Addirittura l’affidamento ad un soggetto sembra comportare una probabilità superiore di accettare un lavoro con reddito inferiore rispetto al passato: probabilmente le politiche attive, almeno in parte, si caratterizzano come strumento di educazione all’abbassamento delle aspettative, come strategia per massimizzare le probabilità di uscire dallo stato di disoccupazione. Purtroppo, anche discriminando in base alla partecipazione o meno a percorsi di orientamento e formazione professionale, non si nota un effetto migliorativo del percorso, con riferimento a queste tre dimensioni relative alla sfera del reddito.

Contano maggiormente le caratteristiche individuali, sia acquisite quali il titolo di istruzione (per quanto riguarda la probabilità di accedere ad uno stile di vita dignitoso, mentre impatta meno sulla protezione da riduzione relativa del reddito), che ascritte, come lo status di migrante, il quale sembra connesso ad una maggior probabilità di sentirsi poveri pur lavorando. La questione è aggravata dal fatto che i migranti hanno probabilmente aspettative minori già in partenza rispetto agli autoctoni.

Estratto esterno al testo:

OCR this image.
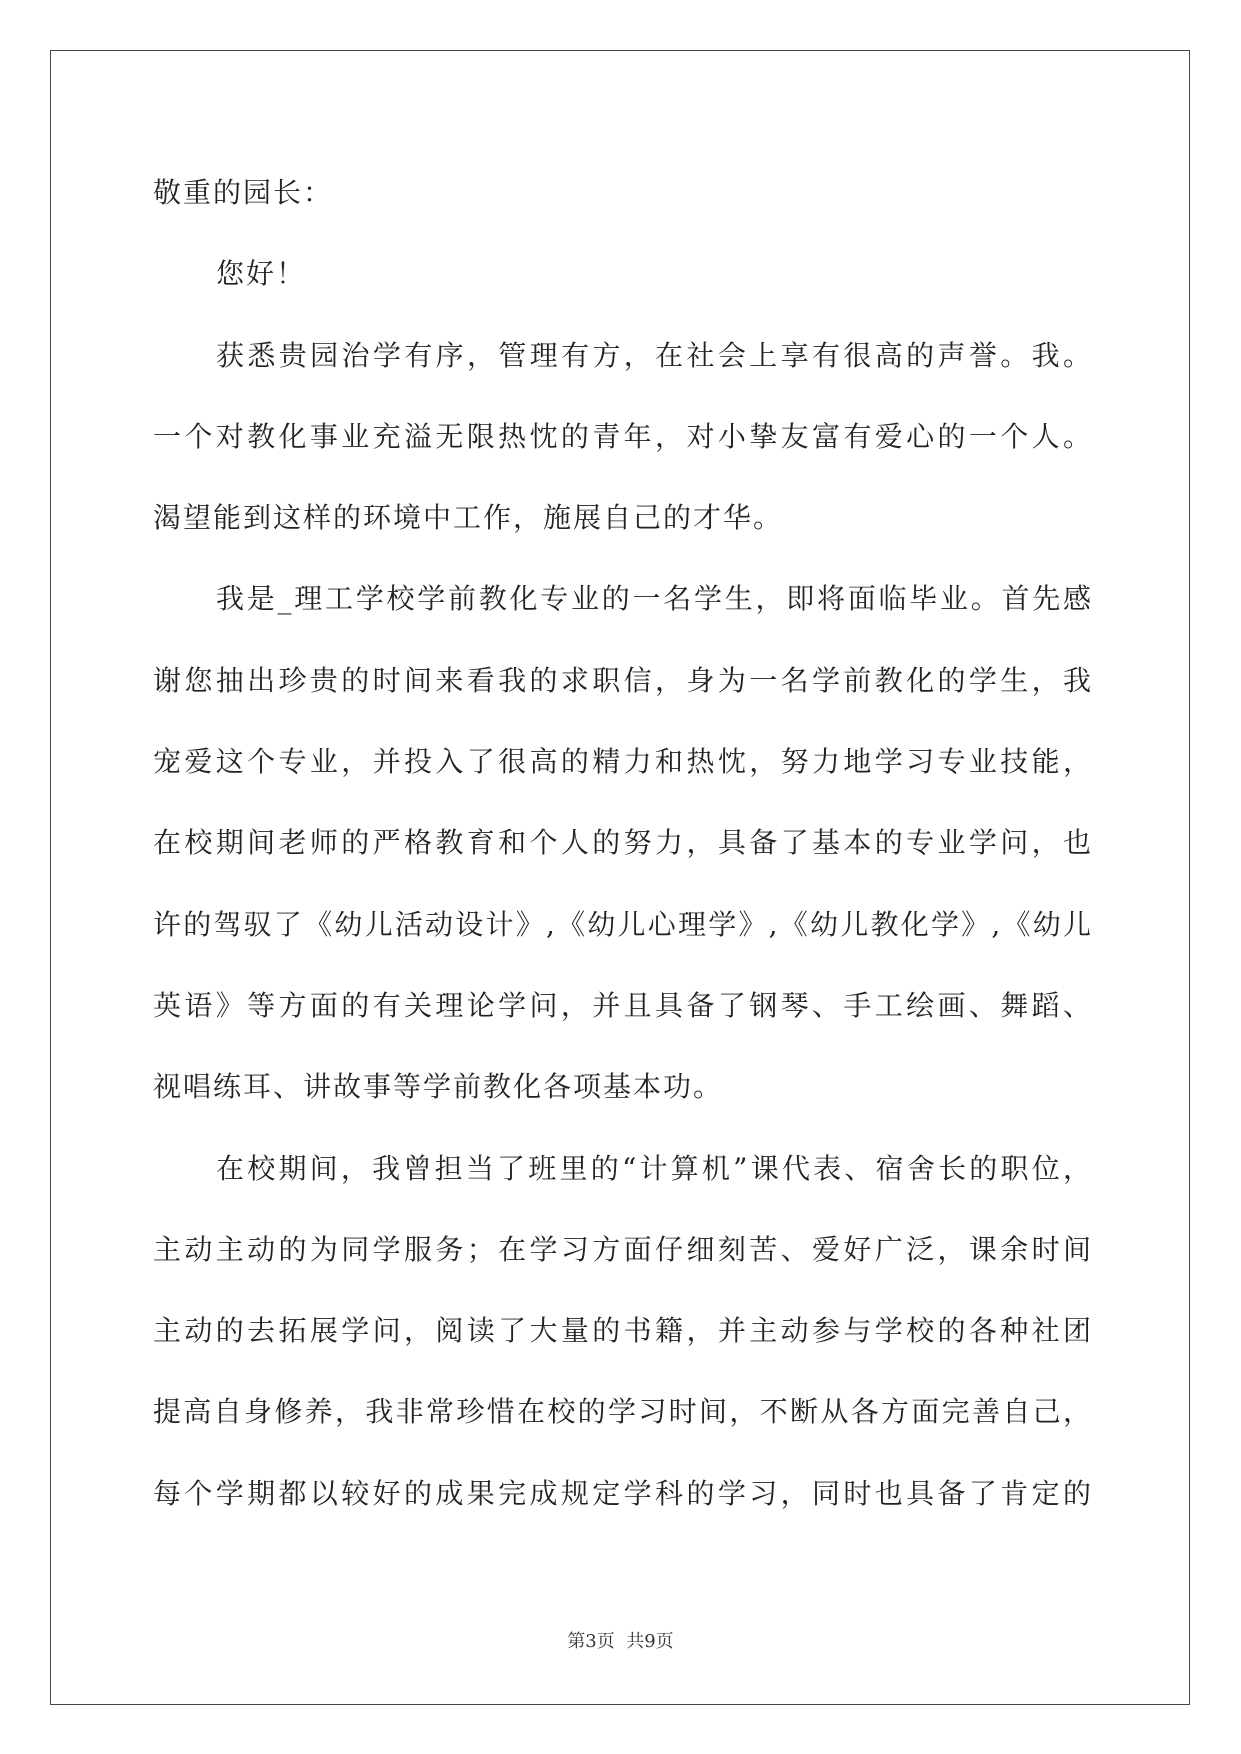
敬重的园长：
您好！
获悉贵园治学有序，管理有方，在社会上享有很高的声誉。我。
一个对教化事业充溢无限热忱的青年，对小挚友富有爱心的一个人。
渴望能到这样的环境中工作，施展自己的才华。
我是_理工学校学前教化专业的一名学生，即将面临毕业。首先感
谢您抽出珍贵的时间来看我的求职信，身为一名学前教化的学生，我
宠爱这个专业，并投入了很高的精力和热忱，努力地学习专业技能，
在校期间老师的严格教育和个人的努力，具备了基本的专业学问，也
许的驾驭了《幼儿活动设计》,《幼儿心理学》,《幼儿教化学》,《幼儿
英语》等方面的有关理论学问，并且具备了钢琴、手工绘画、舞蹈、
视唱练耳、讲故事等学前教化各项基本功。
在校期间，我曾担当了班里的“计算机”课代表、宿舍长的职位，
主动主动的为同学服务；在学习方面仔细刻苦、爱好广泛，课余时间
主动的去拓展学问，阅读了大量的书籍，并主动参与学校的各种社团
提高自身修养，我非常珍惜在校的学习时间，不断从各方面完善自己，
每个学期都以较好的成果完成规定学科的学习，同时也具备了肯定的
第3页  共9页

Per le persone fino a 35 anni compiuti, si nota una forte polarizzazione tra chi trova lavoro in poco tempo e gli altri: dunque a discapito della tesi di giovani “choosy”, assistiamo verosimilmente ad una pressione morale all’attivazione lavorativa anche quando le condizioni non vengono ritenute dignitose, assumendo probabilmente il giovane la funzione di terzo reddito familiare integrativo, sul quale il capitale può quindi insistere sull’abbassamento delle aspettative reddituali.

Le tre variabili sono positivamente connesse alla soddisfazione lavorativa complessiva, rilevata con una domanda apposita: la connessione è fortissima in particolare con la povertà lavorativa soggettiva.

Per concludere, l’osservazione dei percorsi di riattivazione delle persone che intercettiamo ci pone degli interrogativi strategici in termini di rappresentanza di lavoratrici e lavoratori che subiscono la strategia della precarizzazione dei percorsi di vita lavorativa, visto che anche un contesto economico relativamente ricco, in termini comparativi, non si dimostra garanzia di opportunità di sviluppo personale per chi non vive di rendita o del lavoro svolto da altri.